The success of the String Quartet, critically and in performance, perhaps encouraged Hoyland to pursue similar set of ideas in the orchestral work requested for the 1987 Proms. A large orchestra with copious percussion (five players) was put at his disposal, and initially he contemplated a percussion concerto. Though that idea was quickly rejected, percussion remains a pre-eminent feature of In transit, and the antiphonal disposition of the five percussionists (with one placed centrally) led on to the division of the entire orchestra into two smaller ensembles placed left and right of the stage. Their instrumental composition is largely similar, though one has a greater content of reeds than the other.
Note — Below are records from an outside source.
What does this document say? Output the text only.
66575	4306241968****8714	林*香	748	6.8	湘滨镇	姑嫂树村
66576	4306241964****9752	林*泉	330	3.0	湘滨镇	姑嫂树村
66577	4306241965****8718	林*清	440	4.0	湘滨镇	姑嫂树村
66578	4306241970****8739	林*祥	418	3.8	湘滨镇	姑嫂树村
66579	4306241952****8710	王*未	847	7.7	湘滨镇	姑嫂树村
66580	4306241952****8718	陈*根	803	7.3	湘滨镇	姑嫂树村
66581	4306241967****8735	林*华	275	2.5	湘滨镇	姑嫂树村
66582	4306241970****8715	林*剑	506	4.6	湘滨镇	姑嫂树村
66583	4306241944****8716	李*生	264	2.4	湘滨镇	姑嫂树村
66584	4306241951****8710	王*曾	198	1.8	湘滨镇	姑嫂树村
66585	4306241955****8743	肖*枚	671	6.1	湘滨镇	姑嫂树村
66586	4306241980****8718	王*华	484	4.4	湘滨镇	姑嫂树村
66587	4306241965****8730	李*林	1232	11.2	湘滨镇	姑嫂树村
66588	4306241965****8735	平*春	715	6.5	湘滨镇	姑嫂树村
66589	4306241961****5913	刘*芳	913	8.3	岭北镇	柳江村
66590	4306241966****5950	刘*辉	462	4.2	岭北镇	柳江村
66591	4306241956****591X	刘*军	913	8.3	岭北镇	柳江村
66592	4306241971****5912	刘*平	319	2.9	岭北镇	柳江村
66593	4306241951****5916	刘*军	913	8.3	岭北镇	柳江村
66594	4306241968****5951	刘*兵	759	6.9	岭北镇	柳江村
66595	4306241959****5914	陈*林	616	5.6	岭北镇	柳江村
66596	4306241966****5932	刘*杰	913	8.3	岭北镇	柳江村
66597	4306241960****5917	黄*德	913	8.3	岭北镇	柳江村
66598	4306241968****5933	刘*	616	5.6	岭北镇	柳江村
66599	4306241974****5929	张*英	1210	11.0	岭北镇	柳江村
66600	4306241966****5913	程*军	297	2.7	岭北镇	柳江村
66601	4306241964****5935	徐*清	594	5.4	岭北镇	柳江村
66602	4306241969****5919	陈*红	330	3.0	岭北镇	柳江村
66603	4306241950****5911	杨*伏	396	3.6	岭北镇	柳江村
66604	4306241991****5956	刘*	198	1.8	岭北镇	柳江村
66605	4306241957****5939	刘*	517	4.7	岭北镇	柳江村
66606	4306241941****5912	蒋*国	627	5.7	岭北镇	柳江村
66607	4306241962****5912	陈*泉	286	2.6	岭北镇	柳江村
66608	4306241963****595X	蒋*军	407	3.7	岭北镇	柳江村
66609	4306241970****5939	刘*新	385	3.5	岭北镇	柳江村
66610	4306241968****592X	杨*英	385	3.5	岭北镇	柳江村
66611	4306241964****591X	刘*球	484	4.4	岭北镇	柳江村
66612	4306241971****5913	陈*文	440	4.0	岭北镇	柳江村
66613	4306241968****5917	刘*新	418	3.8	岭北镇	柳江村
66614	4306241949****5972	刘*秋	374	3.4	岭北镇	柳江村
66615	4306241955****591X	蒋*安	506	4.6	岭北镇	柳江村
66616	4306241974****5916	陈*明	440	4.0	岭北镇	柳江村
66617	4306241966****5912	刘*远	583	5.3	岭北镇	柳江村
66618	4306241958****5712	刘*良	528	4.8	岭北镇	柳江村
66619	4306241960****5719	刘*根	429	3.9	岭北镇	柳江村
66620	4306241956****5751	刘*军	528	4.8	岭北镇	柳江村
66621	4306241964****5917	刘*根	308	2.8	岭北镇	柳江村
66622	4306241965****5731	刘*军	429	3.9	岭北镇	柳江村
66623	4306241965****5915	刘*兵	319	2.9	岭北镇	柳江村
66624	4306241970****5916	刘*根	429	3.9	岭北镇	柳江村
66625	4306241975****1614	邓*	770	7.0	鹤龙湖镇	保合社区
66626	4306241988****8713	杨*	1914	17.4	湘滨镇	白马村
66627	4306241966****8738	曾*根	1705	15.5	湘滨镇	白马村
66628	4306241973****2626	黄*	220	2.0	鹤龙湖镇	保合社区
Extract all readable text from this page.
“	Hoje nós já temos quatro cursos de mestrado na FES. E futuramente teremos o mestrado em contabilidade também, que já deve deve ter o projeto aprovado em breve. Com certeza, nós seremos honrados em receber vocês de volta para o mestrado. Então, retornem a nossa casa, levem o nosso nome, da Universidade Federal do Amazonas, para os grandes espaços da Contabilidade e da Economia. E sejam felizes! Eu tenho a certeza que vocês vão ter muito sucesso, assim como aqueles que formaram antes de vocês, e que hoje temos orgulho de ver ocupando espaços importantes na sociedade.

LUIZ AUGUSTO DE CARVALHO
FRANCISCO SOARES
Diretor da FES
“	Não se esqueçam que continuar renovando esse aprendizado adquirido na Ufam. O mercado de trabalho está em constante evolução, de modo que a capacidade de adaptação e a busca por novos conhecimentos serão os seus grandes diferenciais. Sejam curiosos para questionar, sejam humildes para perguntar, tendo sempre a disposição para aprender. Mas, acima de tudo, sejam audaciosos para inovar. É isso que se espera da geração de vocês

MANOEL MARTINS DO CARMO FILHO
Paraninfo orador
The central percussionist assumes a crucial role in articulating the discourse, either to crystallise out its harmonic thrust on the vibraphone, or to underline its structure on the log drums.

Central to the conception of In transit, however, is the idea of line, which Hoyland was able to develop further from his early training in the visual arts. In Paul Klee’s Pedagogical Sketchbook the artist discusses the concept of line, and how other kinds of non-linear ides can be set against it. In it he coins the phrase – ‘Taking a line for a walk’. Hoyland develops that idea in the orchestral work, taking a long-limbed melodic statement and putting it ‘in transit’ against a variety of other material and so defining the work’s tripartite structure. Twice the music builds towards unambiguous statements of line; the third section consists of a massive statement of line alone. The increasing dogged intransigence of the line (giving a second, punning origin for the work’s title) gives coherence and dramatic shape to the structure; in the score at least, In transit appears to be the most lucidly argued of Hoyland’s scores to date, and perhaps a creative end-point for this particular line of development. Where he takes his music from here will be fascinating to watch.